Since the person suffering the stroke often cannot act to call 9-1-1, everyone should learn the warning signs, and to act quickly.  It is much better to call an ambulance immediately than to wait to see if the symptoms go away.  This means that spouses, co-workers, friends, children and grandchildren need to learn the signs and how to act immediately, even if the person having the stroke seems resistant.

The signs or symptoms that a person is suffering a stroke include:

  • Sudden numbness or weakness of face, arm, or leg, especially on only one side of the body
  • Sudden trouble seeing or loss of vision in one or both eyes
  • Sudden, severe headache with no known cause
  • Sudden confusion, trouble speaking or understanding speech
  • Sudden trouble walking, dizziness, loss of balance or coordination

Since this list isn’t easy to remember, the stroke community shortened it to “F.A.S.T.” for:

  • F:  Face Drooping.  Does one side of the face droop or is it numb? Ask the person to smile.
  • A:  Arm Weakness.  Is one arm weak or numb? Ask the person to raise both arms. Does one arm drift downward?
  • S:  Speech Difficulty.  Is speech slurred, are they unable to speak, or are they hard to understand?  Ask the person to repeat a simple sentence, like “the sky is blue.”  Is the sentence repeated correctly?
  • T:  Time to call 9-1-1. If the person shows any of these symptoms, even if the symptoms go away, call 9-1-1 and get them to the hospital immediately.

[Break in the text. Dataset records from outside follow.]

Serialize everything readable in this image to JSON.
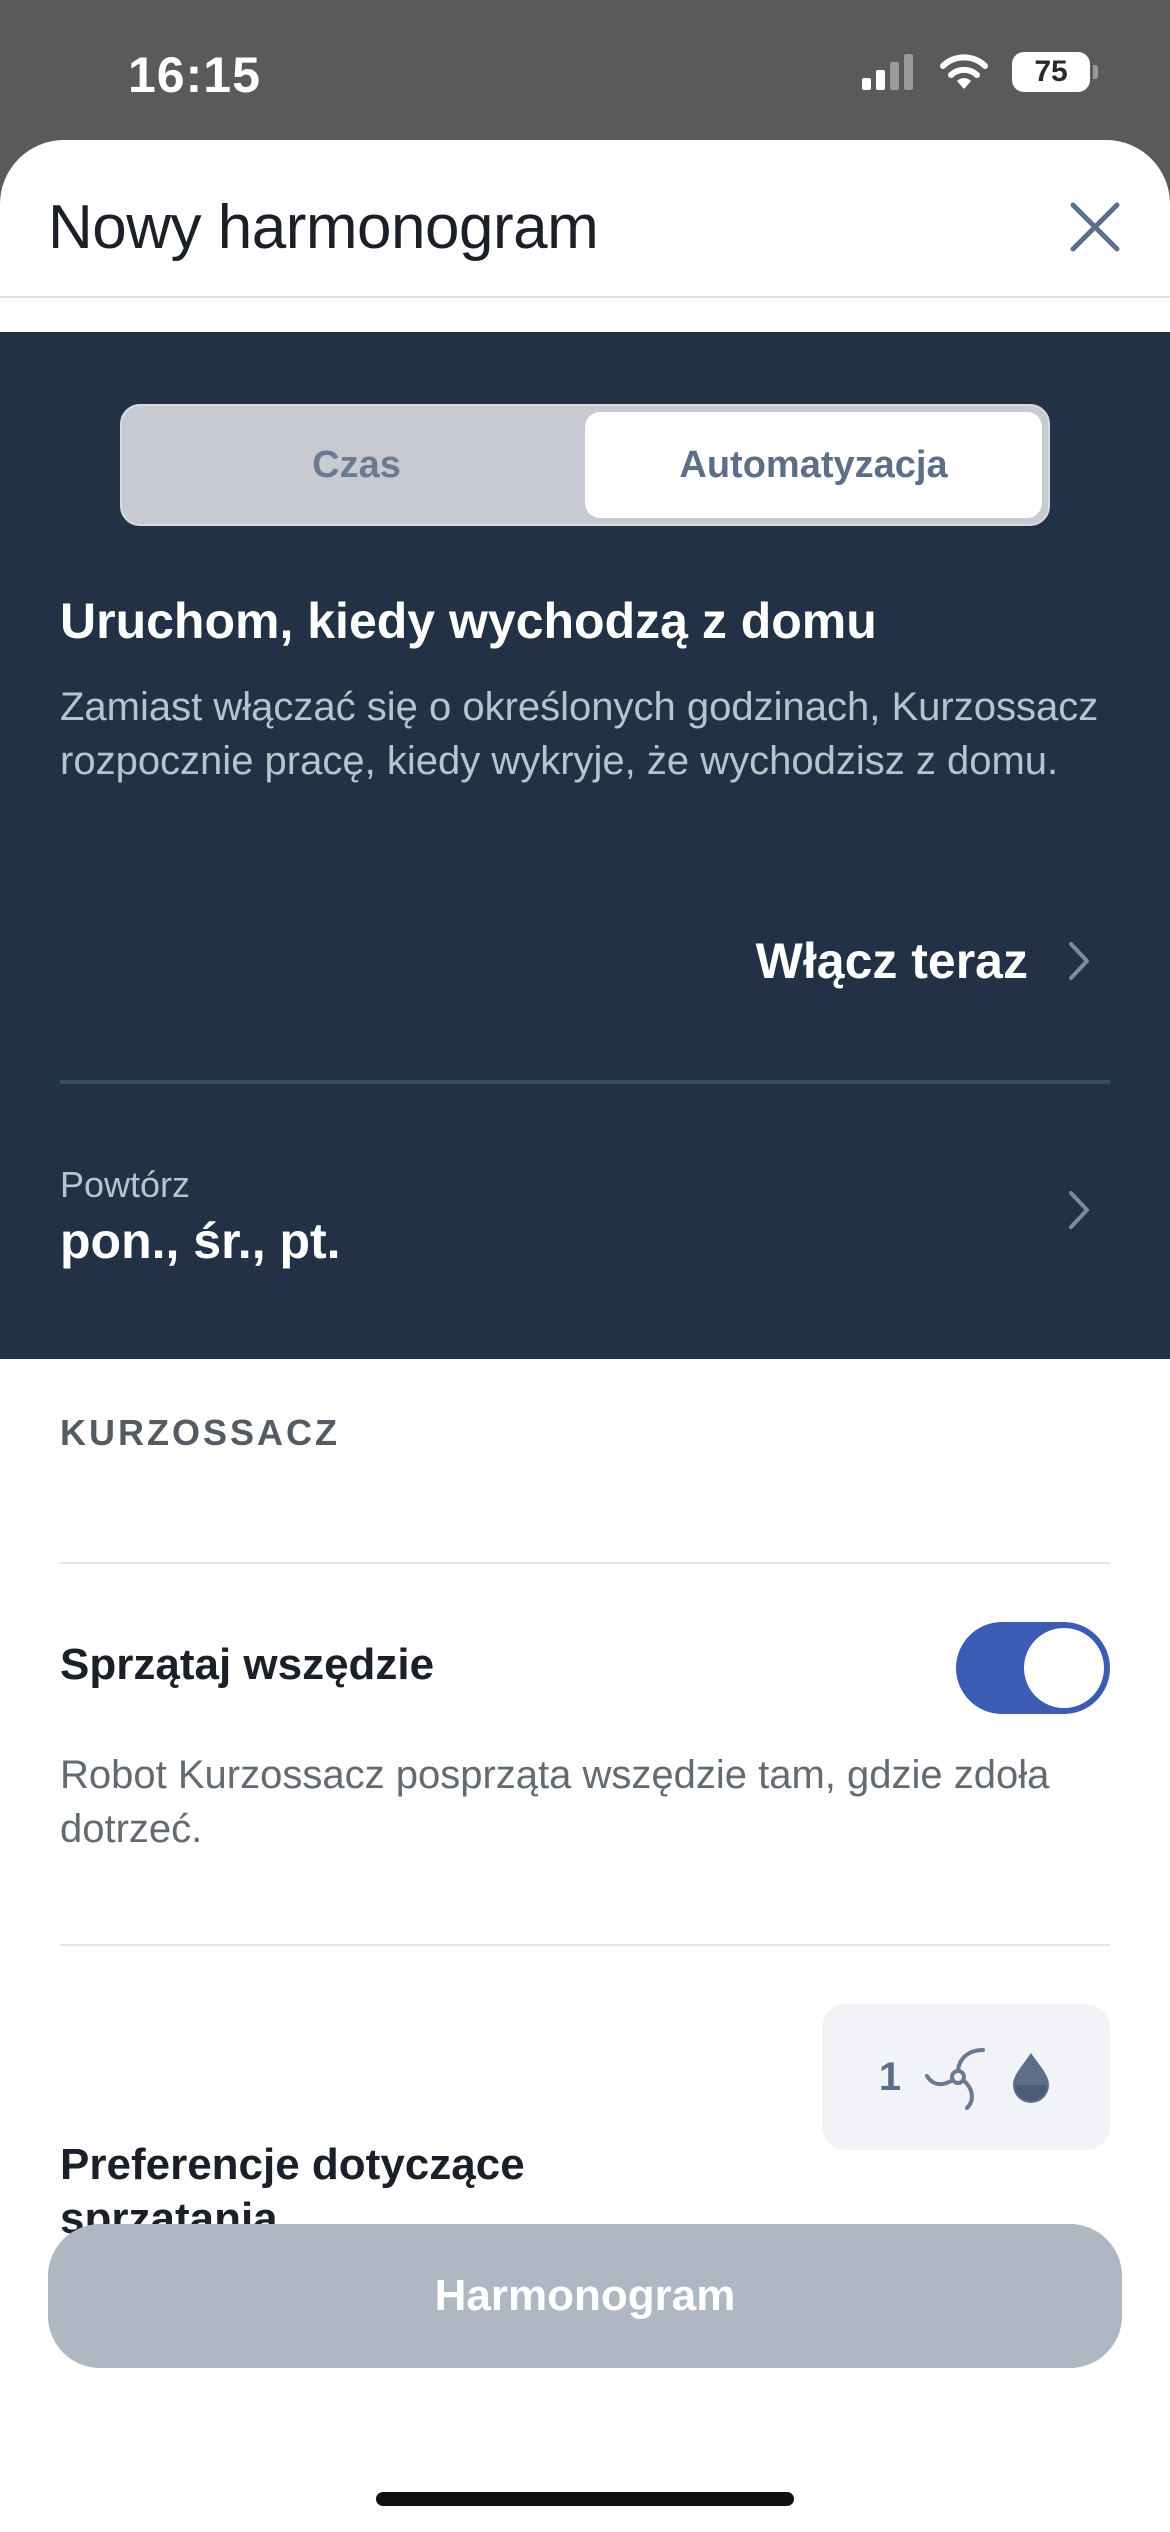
{
  "status_bar": {
    "time": "16:15",
    "battery_level": "75"
  },
  "header": {
    "title": "Nowy harmonogram"
  },
  "segmented": {
    "options": [
      "Czas",
      "Automatyzacja"
    ],
    "selected": "Automatyzacja"
  },
  "automation": {
    "heading": "Uruchom, kiedy wychodzą z domu",
    "description": "Zamiast włączać się o określonych godzinach, Kurzossacz rozpocznie pracę, kiedy wykryje, że wychodzisz z domu.",
    "enable_label": "Włącz teraz"
  },
  "repeat": {
    "label": "Powtórz",
    "value": "pon., śr., pt."
  },
  "device_section": {
    "label": "KURZOSSACZ",
    "clean_everywhere": {
      "title": "Sprzątaj wszędzie",
      "description": "Robot Kurzossacz posprząta wszędzie tam, gdzie zdoła dotrzeć.",
      "enabled": true
    },
    "preferences": {
      "title": "Preferencje dotyczące sprzątania",
      "passes": "1"
    }
  },
  "primary_button": {
    "label": "Harmonogram"
  },
  "colors": {
    "accent": "#3b5cb2",
    "panel": "#233146",
    "button_disabled": "#aeb7c2"
  },
  "icons": [
    "signal-icon",
    "wifi-icon",
    "battery-icon",
    "close-icon",
    "chevron-right-icon",
    "fan-icon",
    "water-drop-icon"
  ]
}
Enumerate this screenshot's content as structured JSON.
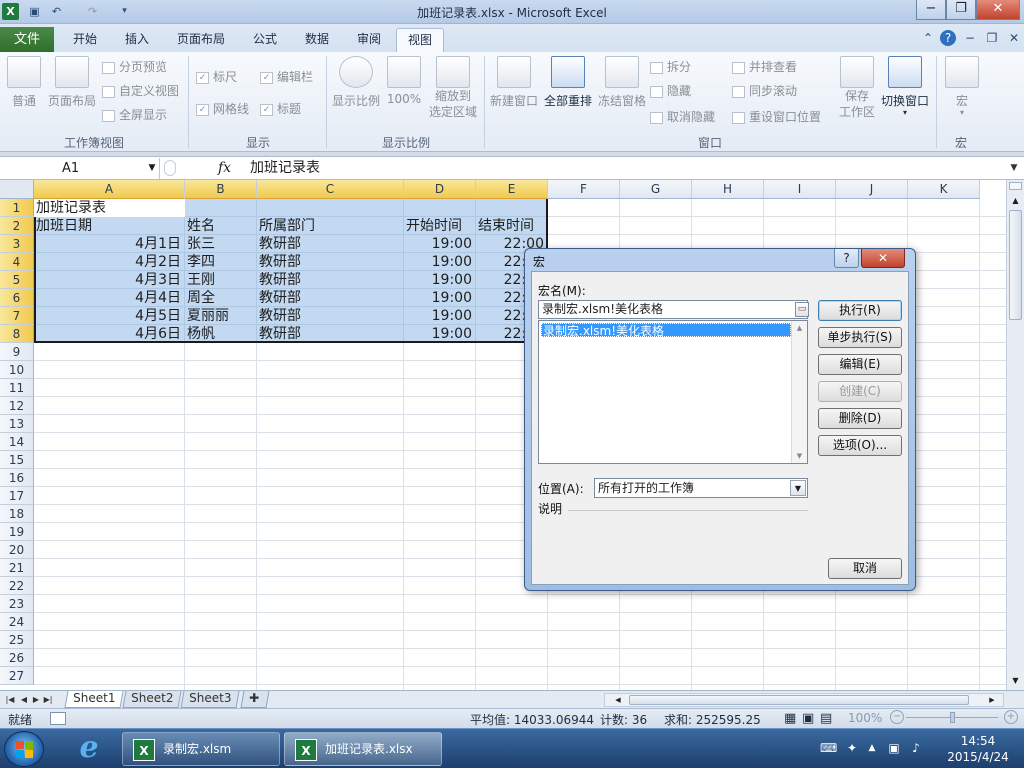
{
  "window": {
    "title": "加班记录表.xlsx - Microsoft Excel",
    "min_icon": "minimize-icon",
    "max_icon": "restore-icon",
    "close_icon": "close-icon"
  },
  "ribbon_tabs": {
    "file": "文件",
    "items": [
      "开始",
      "插入",
      "页面布局",
      "公式",
      "数据",
      "审阅",
      "视图"
    ],
    "active": "视图"
  },
  "ribbon": {
    "groups": {
      "workbook_views": {
        "label": "工作簿视图",
        "normal": "普通",
        "page_layout": "页面布局",
        "page_break": "分页预览",
        "custom_views": "自定义视图",
        "full_screen": "全屏显示"
      },
      "show": {
        "label": "显示",
        "ruler": "标尺",
        "formula_bar": "编辑栏",
        "gridlines": "网格线",
        "headings": "标题"
      },
      "zoom": {
        "label": "显示比例",
        "zoom": "显示比例",
        "zoom100": "100%",
        "zoom_sel_1": "缩放到",
        "zoom_sel_2": "选定区域"
      },
      "window": {
        "label": "窗口",
        "new_window": "新建窗口",
        "arrange_all": "全部重排",
        "freeze_panes": "冻结窗格",
        "split": "拆分",
        "hide": "隐藏",
        "unhide": "取消隐藏",
        "side_by_side": "并排查看",
        "sync_scroll": "同步滚动",
        "reset_position": "重设窗口位置",
        "save_ws_1": "保存",
        "save_ws_2": "工作区",
        "switch_windows": "切换窗口"
      },
      "macros": {
        "label": "宏",
        "macros": "宏"
      }
    }
  },
  "formula_bar": {
    "name_box": "A1",
    "fx": "fx",
    "content": "加班记录表"
  },
  "sheet": {
    "columns": [
      "A",
      "B",
      "C",
      "D",
      "E",
      "F",
      "G",
      "H",
      "I",
      "J",
      "K"
    ],
    "rows": [
      "1",
      "2",
      "3",
      "4",
      "5",
      "6",
      "7",
      "8",
      "9",
      "10",
      "11",
      "12",
      "13",
      "14",
      "15",
      "16",
      "17",
      "18",
      "19",
      "20",
      "21",
      "22",
      "23",
      "24",
      "25",
      "26",
      "27"
    ],
    "title": "加班记录表",
    "headers": [
      "加班日期",
      "姓名",
      "所属部门",
      "开始时间",
      "结束时间"
    ],
    "data": [
      [
        "4月1日",
        "张三",
        "教研部",
        "19:00",
        "22:00"
      ],
      [
        "4月2日",
        "李四",
        "教研部",
        "19:00",
        "22:00"
      ],
      [
        "4月3日",
        "王刚",
        "教研部",
        "19:00",
        "22:00"
      ],
      [
        "4月4日",
        "周全",
        "教研部",
        "19:00",
        "22:00"
      ],
      [
        "4月5日",
        "夏丽丽",
        "教研部",
        "19:00",
        "22:00"
      ],
      [
        "4月6日",
        "杨帆",
        "教研部",
        "19:00",
        "22:00"
      ]
    ]
  },
  "sheet_tabs": [
    "Sheet1",
    "Sheet2",
    "Sheet3"
  ],
  "status_bar": {
    "ready": "就绪",
    "average": "平均值: 14033.06944",
    "count": "计数: 36",
    "sum": "求和: 252595.25",
    "zoom": "100%"
  },
  "dialog": {
    "title": "宏",
    "help": "?",
    "macro_name_label": "宏名(M):",
    "macro_name_value": "录制宏.xlsm!美化表格",
    "list_items": [
      "录制宏.xlsm!美化表格"
    ],
    "location_label": "位置(A):",
    "location_value": "所有打开的工作簿",
    "description_label": "说明",
    "buttons": {
      "run": "执行(R)",
      "step_into": "单步执行(S)",
      "edit": "编辑(E)",
      "create": "创建(C)",
      "delete": "删除(D)",
      "options": "选项(O)...",
      "cancel": "取消"
    }
  },
  "taskbar": {
    "items": [
      "录制宏.xlsm",
      "加班记录表.xlsx"
    ],
    "time": "14:54",
    "date": "2015/4/24"
  },
  "colors": {
    "accent": "#2f6e2c",
    "selection": "#9cc2ea",
    "dialog_frame": "#a9c4e6"
  }
}
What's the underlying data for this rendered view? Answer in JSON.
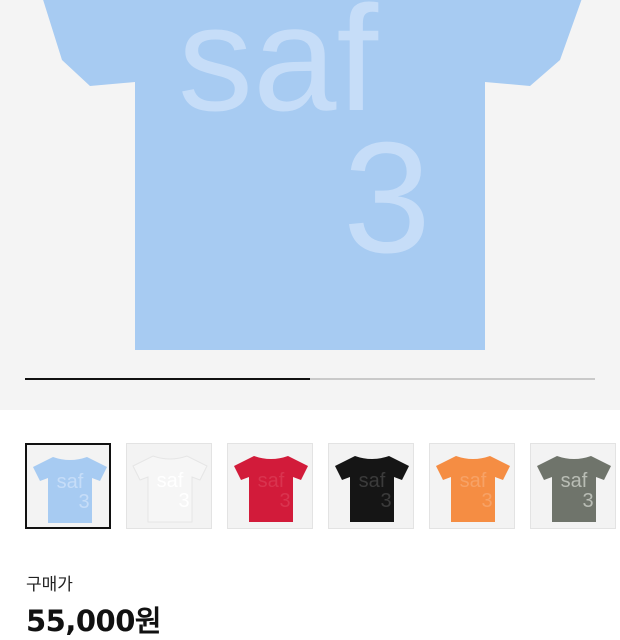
{
  "product": {
    "print_word": "saf",
    "print_number": "3",
    "color_hex": "#a7cbf2",
    "print_hex": "#c6ddf8"
  },
  "gallery": {
    "progress": 0.5
  },
  "swatches": [
    {
      "name": "light-blue",
      "shirt": "#a7cbf2",
      "print": "#c6ddf8",
      "text": "saf",
      "num": "3"
    },
    {
      "name": "white",
      "shirt": "#f6f6f6",
      "print": "#ffffff",
      "text": "saf",
      "num": "3"
    },
    {
      "name": "red",
      "shirt": "#d21b3a",
      "print": "#d9344f",
      "text": "saf",
      "num": "3"
    },
    {
      "name": "black",
      "shirt": "#151515",
      "print": "#3b3b3b",
      "text": "saf",
      "num": "3"
    },
    {
      "name": "orange",
      "shirt": "#f58d43",
      "print": "#f7a266",
      "text": "saf",
      "num": "3"
    },
    {
      "name": "gray",
      "shirt": "#6f746b",
      "print": "#b9bdb5",
      "text": "saf",
      "num": "3"
    }
  ],
  "purchase": {
    "label": "구매가",
    "price": "55,000원"
  }
}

Of course, some medical professionals need to be reminded that a stroke is a medical emergency, and that if 9-1-1 is called, the ambulance needs to get there immediately, they need to transport the patient to a hospital that can provide immediate stroke diagnosis and care, and the emergency room personnel need to act immediately to bring in the neurologist and conduct the necessary tests.  Unfortunately, there remain many medical professionals, including nurses and physicians, who don’t believe there is any treatment for acute stroke, or don’t recognize it in younger victims, and so “triage” the patient to wait.

The American Stroke Association, part of the American Heart Association, and the National Stroke Association have many helpful tools for educating yourself and others about stroke.  Learn about it today.  If it could happen to my otherwise healthy husband while warming up at the gym, then it could happen to you, or to your loved ones.